特に未知のダンジョンだとそうした情報を手に入れるのに金を払う者だっている程だ。

とはいえ未知というのは言い替えれば無知である事であり、何も知らない状態で冒険する事は命取りになる。

 

「生息している魔物はゴブリンや蝙蝠、ワーム。それとスケルトンのアンデッドがいるみたいです。

まぁ、それなら我々でも倒す事はできるでしょうが…

サソリ…言い方を変えればスコーピオンが怖いですな」

 

「スコーピオンですか…強いんですか?」

 

扉から風呂を終え、寝巻姿になっている妖夢が入ってきた。

髪は水気をおびており、その顔はやや赤くなっている。

 

「一言でいえば勝てません。見つかったら逃げるのみ。これが我々のできる事です」

 

何とも簡潔に纏めてくれた事だ。

 

「何か対抗手段とかないのか?弱点とかさ」

 

「氷と光に弱いみたいですが…まだ魔理沙さんとルーミアはその魔法を使えませんよね?」

 

黒魔道士であるなら氷。白魔道士であるなら光。属性に応じた魔法が使えるのだが。

 

「うん…回復と補助を優先してるから…」

 

「氷っていうとブリザドか…まだ使えないな」

 

どうやら二人はまだ使えないようだ。

ルーミアは優先としている魔法の影響で光属性の魔法を覚えていない。

魔理沙の場合は純粋な力量不足だ。"ブリザド"を覚えるのにもう少し力を付けなくていけない。

 

「それに今回は無理して戦う必要ない依頼でもあります。

戦闘を避け、埋れ木を見つけてさっさととんずらしましょう」

 

「そうね。じゃあ、明日も早いからさっさと寝るわよ。おやすみ」

 

ようやく会話に入れた霊夢はベッドに入るとそのまま眠ってしまった。

話が纏まると皆ベッドの中に入り、睡眠を取る。

安物のブロンズベッドであるが、モグハウスの小さな管理人であるモーグリが管理するだけあって常にふかふかだ。

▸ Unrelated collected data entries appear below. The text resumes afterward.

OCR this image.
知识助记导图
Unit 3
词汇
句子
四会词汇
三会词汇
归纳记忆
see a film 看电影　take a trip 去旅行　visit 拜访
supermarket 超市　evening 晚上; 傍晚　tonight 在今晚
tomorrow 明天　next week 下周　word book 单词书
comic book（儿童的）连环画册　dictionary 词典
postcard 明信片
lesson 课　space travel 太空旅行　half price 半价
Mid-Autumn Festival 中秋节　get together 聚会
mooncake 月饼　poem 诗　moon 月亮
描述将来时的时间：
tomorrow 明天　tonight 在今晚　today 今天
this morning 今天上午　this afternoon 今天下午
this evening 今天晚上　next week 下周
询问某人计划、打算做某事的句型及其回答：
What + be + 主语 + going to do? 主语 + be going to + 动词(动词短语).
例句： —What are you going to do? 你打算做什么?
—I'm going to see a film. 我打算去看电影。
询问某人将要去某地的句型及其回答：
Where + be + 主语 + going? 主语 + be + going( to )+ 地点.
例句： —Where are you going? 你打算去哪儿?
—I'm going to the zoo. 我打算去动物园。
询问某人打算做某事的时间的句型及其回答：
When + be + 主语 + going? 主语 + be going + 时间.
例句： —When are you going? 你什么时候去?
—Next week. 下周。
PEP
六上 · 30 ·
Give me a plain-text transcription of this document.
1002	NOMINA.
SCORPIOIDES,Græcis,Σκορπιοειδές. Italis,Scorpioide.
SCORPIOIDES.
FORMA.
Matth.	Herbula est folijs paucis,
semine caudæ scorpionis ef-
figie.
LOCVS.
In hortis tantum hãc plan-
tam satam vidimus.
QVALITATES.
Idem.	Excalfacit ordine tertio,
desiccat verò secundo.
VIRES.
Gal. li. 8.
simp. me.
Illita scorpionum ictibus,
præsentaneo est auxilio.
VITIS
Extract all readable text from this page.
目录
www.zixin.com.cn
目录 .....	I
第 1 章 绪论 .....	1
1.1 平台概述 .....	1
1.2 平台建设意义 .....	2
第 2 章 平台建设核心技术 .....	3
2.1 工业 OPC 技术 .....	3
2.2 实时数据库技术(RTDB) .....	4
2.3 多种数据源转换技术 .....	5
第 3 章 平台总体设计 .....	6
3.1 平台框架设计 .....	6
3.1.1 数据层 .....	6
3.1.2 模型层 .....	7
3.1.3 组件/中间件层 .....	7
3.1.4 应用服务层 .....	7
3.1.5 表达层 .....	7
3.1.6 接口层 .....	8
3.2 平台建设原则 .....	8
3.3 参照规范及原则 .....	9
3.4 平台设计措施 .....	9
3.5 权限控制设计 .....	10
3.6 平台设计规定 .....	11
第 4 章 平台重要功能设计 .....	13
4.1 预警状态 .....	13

ヴァナ・ディールに降り立った少女達の夜は明けていく…。

 

 

 

 

 

 

 

 

 

 

 

 

 

 

 

 

 

 

 

 

 

 

森の区の中央にある噴水に少女達が集まっていた。

冒険者の証であるネックレス《シグネット》を首にかけた霊夢達だ。

 

「採掘に使うのはこのつるはしでいいんだよな?結構でかいからあまり数が持てないぜ」

 

魔理沙は、鞄からはみ出る形になっている、つるはしに溜息を付く。

 

「別に数は多く持つ事はないでしょう。そんな頻繁に壊れるわけでもないでしょうし」

 

文は地図屋から買ったシャクラミの地下迷宮の地図に採掘場所や魔物が何がいるかなどのマークに洩れがないか確認している。

 

「ね、ねぇ。文。これって結構恥ずかしいんだけど…」

 

いつもの胴衣ローブ姿ではない。革の鎧と言われるシープレザーアーマーを身に付けたアリスは妙にもじもじとしている。

刃物に対する防御としてはやや脆弱だが、打撃や擦過に対しては十分な防御力を持つため、

これから初めての長旅と迷宮探索ダンジョンに備えて文が買ってきたのだ。

今のパーティで回復の魔法が使えるのは白魔道士のルーミアと赤魔道士のアリスだけだ。

そのため、回復の要である二人にはできるだけいい装備を付けてある。

 

「それを言ったら私だって同じようなもんでしょうが。以下レスひ不要です」

 

文の姿はブラスハーネスと呼ばれる軽装の鎧だ。最初に装備していたブロンズハーネスによく似ている。

シーフとしての力量が上がったので鎧を買い替えたのだ。違いは青銅製と真鍮製の違いである。

そしてアリスの装備しているシープレザーアーマーは鎧でありながらピッチリとしている。

それを意味するということはアリスの胸がはっきりと出てしまう事だ。

それに加えて脚装備のレザートラウザは文の装備しているサブリガとあまり大差がないようなものである。

生足を晒し、後ろから見ればアリスの形のいい尻がはっきりと見えてしまう。

 

「こ、こんなのブロントさんには見せられないわ…」

 

「ん?なんでブロントさんがでるんだぜ?」

 

アリスは魔法使いという名の妖怪である。とはいえ精神は女である事に変わりは無く、一般常識内の恥じらいも持っている。

今は幻想郷にいる謙虚な騎士にこんな姿は見せられないと思い、それに感づいた黒魔道士の少女がニヤニヤしながら近寄ってくる。

 

「な、なんでもないわよ」

 

「それはないぜ。安心しな、アリス。今のお前はかわいいから、ブロントさんも褒めてくれるぜ」

 

「そうだよー、アリスはかわいいよー」

 

「だからなんでもないって言ってるでしょうが!」

 

アリスはここぞとばかりに魔理沙とルーミアにからかわれ、二人を追いかける。

冷静なアリスだが、ヴァナ・ディールに来てから少しばかり変わり始めた

自らの欲求を満たす異世界の魔法理論と人形に好奇心を刺激しているのだろう。

普段なら軽く流す事もこのように感情を出すようになっている。

もしアリスの母親がこの光景を見れば、微笑ましく眺めているだろう。

 

「アリスにも、妖夢の装備してる鎧があれば良かったんだけどね…」

 

霊夢は競売所から戻ってきたようだ。

競売所とは各国に存在するアイテム取引のための施設であり、ヴァナ・ディール経済の中枢を担っている。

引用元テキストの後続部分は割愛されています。